Though not in a good way, Saturday's most surprising moment came when Muschamp decided to attempt a 53-yard field goal with redshirt freshman Austin Hardin, whose season-long is 33 yards. Hardin missed the field goal - kicking it short and wide right - but Muschamp said after the game that he had confidence in his kicker and had no doubts about letting him attempt the kick. Apparently Hardin was hitting from long range during warm-ups. Nevertheless, he is now 4-of-7 on field goals this season and has missed every attempt longer than 33 yards (39, 41, 53).

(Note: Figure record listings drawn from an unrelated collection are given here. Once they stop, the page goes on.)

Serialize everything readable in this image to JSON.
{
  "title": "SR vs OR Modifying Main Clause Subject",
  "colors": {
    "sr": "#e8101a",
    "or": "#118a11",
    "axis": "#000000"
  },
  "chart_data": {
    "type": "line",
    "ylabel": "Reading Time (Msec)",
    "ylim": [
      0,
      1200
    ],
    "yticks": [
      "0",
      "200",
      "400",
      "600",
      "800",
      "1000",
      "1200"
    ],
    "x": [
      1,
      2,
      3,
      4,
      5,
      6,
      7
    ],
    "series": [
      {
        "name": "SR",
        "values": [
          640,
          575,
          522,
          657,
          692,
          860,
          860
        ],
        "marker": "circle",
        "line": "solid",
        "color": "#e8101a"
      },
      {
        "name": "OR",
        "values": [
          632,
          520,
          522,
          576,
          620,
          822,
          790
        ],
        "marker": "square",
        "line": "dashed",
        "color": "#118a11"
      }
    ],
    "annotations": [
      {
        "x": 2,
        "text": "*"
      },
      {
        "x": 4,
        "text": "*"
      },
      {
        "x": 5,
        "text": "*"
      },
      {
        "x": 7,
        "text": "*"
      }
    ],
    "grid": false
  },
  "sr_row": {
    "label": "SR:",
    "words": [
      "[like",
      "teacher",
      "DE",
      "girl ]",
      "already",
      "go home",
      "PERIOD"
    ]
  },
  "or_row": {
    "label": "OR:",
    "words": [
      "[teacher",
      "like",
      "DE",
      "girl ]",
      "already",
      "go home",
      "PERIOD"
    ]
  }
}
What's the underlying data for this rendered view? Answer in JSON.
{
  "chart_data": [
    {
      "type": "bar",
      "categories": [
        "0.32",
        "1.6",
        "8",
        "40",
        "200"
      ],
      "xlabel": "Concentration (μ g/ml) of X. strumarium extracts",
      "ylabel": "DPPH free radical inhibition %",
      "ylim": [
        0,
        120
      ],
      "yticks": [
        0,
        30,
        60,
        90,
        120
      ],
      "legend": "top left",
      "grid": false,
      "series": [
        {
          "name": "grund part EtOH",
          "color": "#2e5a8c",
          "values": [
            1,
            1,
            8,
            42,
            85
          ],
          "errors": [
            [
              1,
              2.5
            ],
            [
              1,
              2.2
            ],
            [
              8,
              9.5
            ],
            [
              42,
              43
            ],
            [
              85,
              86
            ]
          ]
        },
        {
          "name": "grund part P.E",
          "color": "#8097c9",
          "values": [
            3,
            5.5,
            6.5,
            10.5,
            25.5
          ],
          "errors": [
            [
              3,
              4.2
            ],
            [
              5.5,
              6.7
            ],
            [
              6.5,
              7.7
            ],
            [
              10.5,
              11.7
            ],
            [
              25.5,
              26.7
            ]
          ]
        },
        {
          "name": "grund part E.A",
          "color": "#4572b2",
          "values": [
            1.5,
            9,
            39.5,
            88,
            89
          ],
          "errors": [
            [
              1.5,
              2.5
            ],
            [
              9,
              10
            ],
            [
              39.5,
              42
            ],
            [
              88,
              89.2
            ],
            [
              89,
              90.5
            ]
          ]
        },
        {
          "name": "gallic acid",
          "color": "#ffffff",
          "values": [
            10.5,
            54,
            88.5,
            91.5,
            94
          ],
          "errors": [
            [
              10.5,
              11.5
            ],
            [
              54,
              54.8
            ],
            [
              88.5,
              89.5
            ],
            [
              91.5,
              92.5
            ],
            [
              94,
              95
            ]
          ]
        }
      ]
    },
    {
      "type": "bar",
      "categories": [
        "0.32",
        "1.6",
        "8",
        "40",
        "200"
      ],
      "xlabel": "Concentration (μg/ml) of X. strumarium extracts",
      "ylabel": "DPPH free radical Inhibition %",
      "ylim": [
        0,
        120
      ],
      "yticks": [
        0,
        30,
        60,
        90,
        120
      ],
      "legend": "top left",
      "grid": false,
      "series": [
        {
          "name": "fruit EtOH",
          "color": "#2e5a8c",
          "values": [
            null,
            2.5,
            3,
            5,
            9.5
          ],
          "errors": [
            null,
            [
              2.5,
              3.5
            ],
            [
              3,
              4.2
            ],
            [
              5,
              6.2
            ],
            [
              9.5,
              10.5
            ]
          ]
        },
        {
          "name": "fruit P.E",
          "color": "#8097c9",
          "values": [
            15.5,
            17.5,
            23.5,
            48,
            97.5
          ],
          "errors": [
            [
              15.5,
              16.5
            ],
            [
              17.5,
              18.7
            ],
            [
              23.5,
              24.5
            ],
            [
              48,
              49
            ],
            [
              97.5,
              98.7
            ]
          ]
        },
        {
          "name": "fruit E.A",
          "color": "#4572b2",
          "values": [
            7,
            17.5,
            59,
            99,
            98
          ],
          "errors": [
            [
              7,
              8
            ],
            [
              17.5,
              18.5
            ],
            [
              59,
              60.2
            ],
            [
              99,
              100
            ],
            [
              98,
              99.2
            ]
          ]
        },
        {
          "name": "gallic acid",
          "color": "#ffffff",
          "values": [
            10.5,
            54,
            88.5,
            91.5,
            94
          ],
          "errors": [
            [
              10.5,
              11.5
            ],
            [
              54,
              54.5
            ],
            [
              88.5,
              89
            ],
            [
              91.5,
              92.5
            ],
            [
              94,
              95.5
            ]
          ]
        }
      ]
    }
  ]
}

For the second-straight week, the Gators' special teams unit failed. This time it has nothing to do with poor punting, missed field goals or a non-existent return game. Rather, Florida had absolutely no containment on a field goal that was faked and brought 25 yards for a touchdown. Even worse, it was pretty obvious both that Kentucky had no intention of going for the field goal and that UF's players were not reminded to watch for the fake. That is a failure on the responsible player(s) for rushing in for the block without considering a fake was possible and the coaching staff for failing to ensure the appropriate players were prepared for a trick play. The Gators may be able to get by with these miscues against teams like Vols and Wildcats, but their schedule is just going to get tougher from here.
PLAY OF THE GAME
With the game tied 7-7 late in the first quarter and Murphy nearly sacked for a loss near Florida's 35-yard line, he avoided some rushers and headed toward the left sideline to run out of bounds and move on to the next down. Instead, Murphy saw Dunbar out of the corner of his eye, threw across his body while running and hit him for a 29-yard reception all the way down on Kentucky's 32-yard line. Dunbar looked down, insured his toes were in bounds, and made the catch. One has to wonder, if Dunbar was not so worried about his feet, if he could've controlled the ball and turned up the field for a touchdown.
THE GOOD NEWS
The Gators are 2-0 in SEC play and took care of business on the road despite losing two team leaders in a four-day span from Saturday to Tuesday. Murphy appeared to be in command of the offense, Jones stepped up and the defense was once again dominant. Florida has not allowed Kentucky to score an offensive touchdown in 10 quarters with the last such touchdown coming in the second quarter of the 2011 game. The Gators can also continue boasting about their 27-game winning streak over the Wildcats, which dates back to a 1987 victory.
THE BAD NEWS
Though the defense played well overall, Florida did allow Kentucky to move the ball at times and simply did not get the same push it did up the middle with senior defensive tackle Dominique Easley in the fold. Redshirt junior nose tackle Leon Orr (shoulder) played sparingly but should be back at full health next Saturday. Additionally, special teams remains an issue overall. A unit that has won UF games in the past could certainly cost it victories in 2013 if things do not get corrected soon.
A LOOK AHEAD
Florida will face Arkansas for just the 10th time in the history of the two programs and will do so bringing an eight-game winning streak into the showdown. The Gators have not lost to the Razorbacks since the teams first met in 1982 and even then UF only fell to UA by four points. Florida will also be facing its third-straight opponent with a head coach in his first year at the school in Bret Bielema (Tennessee - Butch Jones, Kentucky - Mark Stoops). It was announced Sunday that the game set for Saturday, Oct. 5 will air at 7 p.m. on ESPN2, making it the first night game in The Swamp since Nov. 26, 2011.